FOXBOROUGH, Mass. -- It’s a question that Jay Heaps has never stopped asking himself. A question that, as a second-year head coach, he’s found especially difficult to dismiss.
"Can I do more?"
For Heaps, who 16 months ago was handed the task of returning the Revolution to its former glory, it's more than just a question. It’s a challenge.
“Whether it’s my first year or my 10th year,” Heaps said, “I want to be someone who self-analyzes and can adapt.”
It should come as no surprise that the Longmeadow, Mass., native looked within and adapted as his first season at the helm unfolded. After all, adapting and analyzing have always been trademarks of Jay Heaps -- whether as a player, a broadcaster or in his current role as head coach.
So it wasn’t all that surprising that Heaps went into his first season as a coach anxious to learn and make adjustments on the fly, and doing whatever it took to shorten the learning curve.
But one thing he quickly learned is that there simply is no substitute for actual experience. His first year on the bench was an education. And to his credit, Heaps embraced the lessons and amended his coaching style accordingly.
“One of things I certainly want to get better at and make sure of is to give (the players) a little more trust,” Heaps said. “I think (during) my first year, I really wanted to control a lot of what was happening on the field at all times.”
Letting go of some control isn't easy for Heaps, who’s never tried to hide his classic take-charge personality. During his playing days, the fiery defender grabbed any opportunity to put his team in the driver’s seat, often with one of his trademark forward runs down the flank.
An example of his attempt to concede some control came during the second half of the 2012 season. In the first half, Heaps made it a habit of yelling at the referee or assistants whenever a call went against his club.
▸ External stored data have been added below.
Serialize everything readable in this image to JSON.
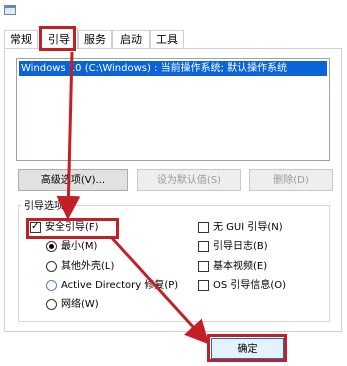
{
  "tabs": [
    {
      "label": "常规",
      "selected": false
    },
    {
      "label": "引导",
      "selected": true
    },
    {
      "label": "服务",
      "selected": false
    },
    {
      "label": "启动",
      "selected": false
    },
    {
      "label": "工具",
      "selected": false
    }
  ],
  "os_list": {
    "entries": [
      "Windows 10 (C:\\Windows) : 当前操作系统; 默认操作系统"
    ]
  },
  "buttons": {
    "advanced": "高级选项(V)...",
    "set_default": "设为默认值(S)",
    "delete": "删除(D)"
  },
  "boot_options": {
    "group_label": "引导选项",
    "safe_boot": {
      "label": "安全引导(F)",
      "checked": true
    },
    "minimal": {
      "label": "最小(M)",
      "selected": true
    },
    "alternate_shell": {
      "label": "其他外壳(L)",
      "selected": false
    },
    "active_directory": {
      "label": "Active Directory 修复(P)",
      "selected": false
    },
    "network": {
      "label": "网络(W)",
      "selected": false
    },
    "no_gui": {
      "label": "无 GUI 引导(N)",
      "checked": false
    },
    "boot_log": {
      "label": "引导日志(B)",
      "checked": false
    },
    "base_video": {
      "label": "基本视频(E)",
      "checked": false
    },
    "os_boot_info": {
      "label": "OS 引导信息(O)",
      "checked": false
    }
  },
  "ok_button": {
    "label": "确定"
  },
  "annotation_color": "#c41e26",
  "selection_color": "#0a64d8"
}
“I think I was hoarse the whole first half of the year,” Heaps quipped.
Eventually, he learned that the hostile approach probably wasn’t helping his cause with the league’s officiating. So he took a step back and made adjustments. He realized that he had to manage his emotions better -- and it didn’t end with his interactions with the referees.
Shortly after his mother, Jane, passed away last May, Heaps could see that his team wanted to rally for him. While he appreciated the sentiment, Heaps stepped back and saw it for what it was: a teaching moment.
“There’s a time when you need to use that emotion,” Heaps said. “I think at that time it was so heavy, it may have hurt them a little bit.”
Although Heaps has used the lessons from last season to tweak and refine his coaching style as he enters his second season at the helm, one thing he won’t change is his fundamental belief in the principle of preparation. With the first game of the 2013 season set for Saturday against the Chicago Fire, Heaps is focused on having his team ready.
“I want to release all of the (collective) anxiety of our team on Friday at 5 p.m. so they know our game plan, they know who we’re playing, they know how we’re going to play, so they can go to bed that night and know that they have to step on the field and deliver,” said Heaps. “And hey, if we get beat here or there, that's fine. But we’re not going to get beat for not knowing the other team.”
Can Jay Heaps do any more than what he’s doing now? That’s hard to say. But one thing’s for sure: He isn’t about to take it easy any time soon.